Le très béni corps humain

La suite de mes notes…

21 juillet

J’ai commencé le weekend en entamant le chapitre 25!  Et je viens de faire deux pages que j’adore. Le narrateur de Mircea Cartarescu, ce jeune professeur à la carrière d’écrivain raté retrace la vie de Mina Minovici, un type incroyable, à la fois fondateur de la médecine légale en Roumanie et auteur d’expériences complètement tordues, mais pourtant menées de manière scientifiques: sur la pendaison contrôlée!

Puis le paragraphe se termine sur : « Boli, paraziţi, diformităţi, ruină a celui mai nobil templu durat pe faţa luminoasă a lumii: binecuvântatul trup omenesc. »

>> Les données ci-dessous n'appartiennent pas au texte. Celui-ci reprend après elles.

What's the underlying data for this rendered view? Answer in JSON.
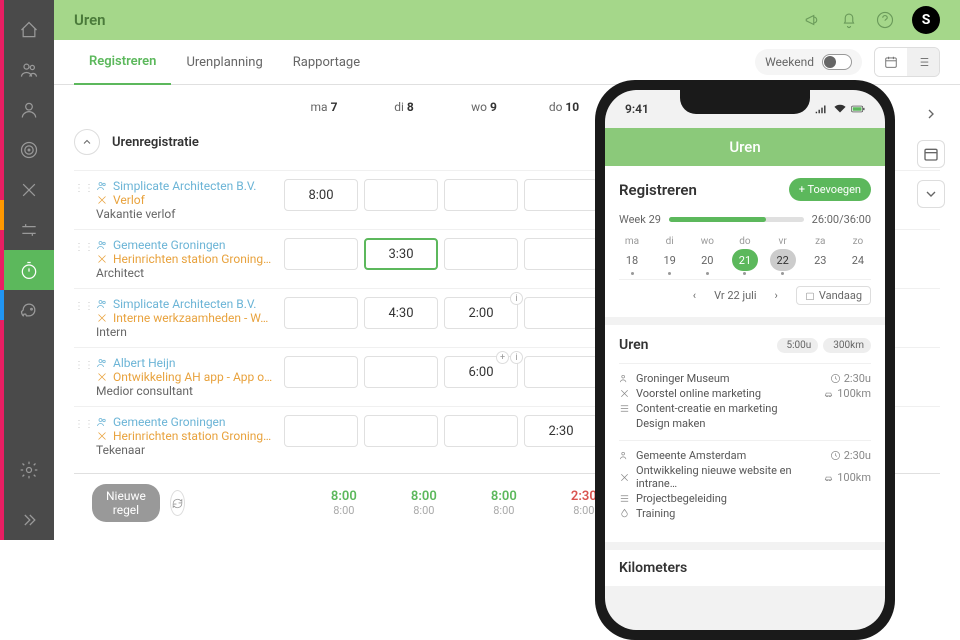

Il y a d’abord le mot « durat« , très rarement utilisé pour signifier « construit, édifié ». Mais c’est une simple question de lexique, ce n’est pas compliqué.

En revanche, la chute de la phrase mérite l’attention. Je m’en rends compte parce que je dis le texte à voix presque haute tout en écrivant : « le béni corps humain ». Il me manque une syllabe, quelque chose. « Béni » se trouve mal en antécédent du nom, je trouve. Le « corps humain béni » est plat, il ne porte pas l’accent sur « binecuvântat« , qui est très chargé de sens. C’est en roumain le « rempli de grâce », « le bienheureux ». « Bienheureux » tomberait bizarrement dans le contexte. Est-ce que « le très béni » représenterait un ajout trop osé? Pour un œil français, c’est très beau. Pour l’oreille aussi. Pourvu que les critiques roumains et l’auteur lui-même ne me trouvent pas trop libre:

« Maladies, parasites, difformités, ruine du plus noble temple édifié sur la face éclairée du monde : le très béni corps humain. »

Mais après tout, ne demande-t-on pas au traducteur de donner au monde un livre qui soit comme écrit en français? Est-ce que je trahirais la pensée de l’auteur et du narrateur en choisissant « très béni »? Au fond de mon cœur, je suis certaine que non.

J’avance comme ça. Il fait soleil et je me sens bien. J’écris.

a prinde cheag : s’enrichir

10708 signes aujourd’hui. Je vais au tennis.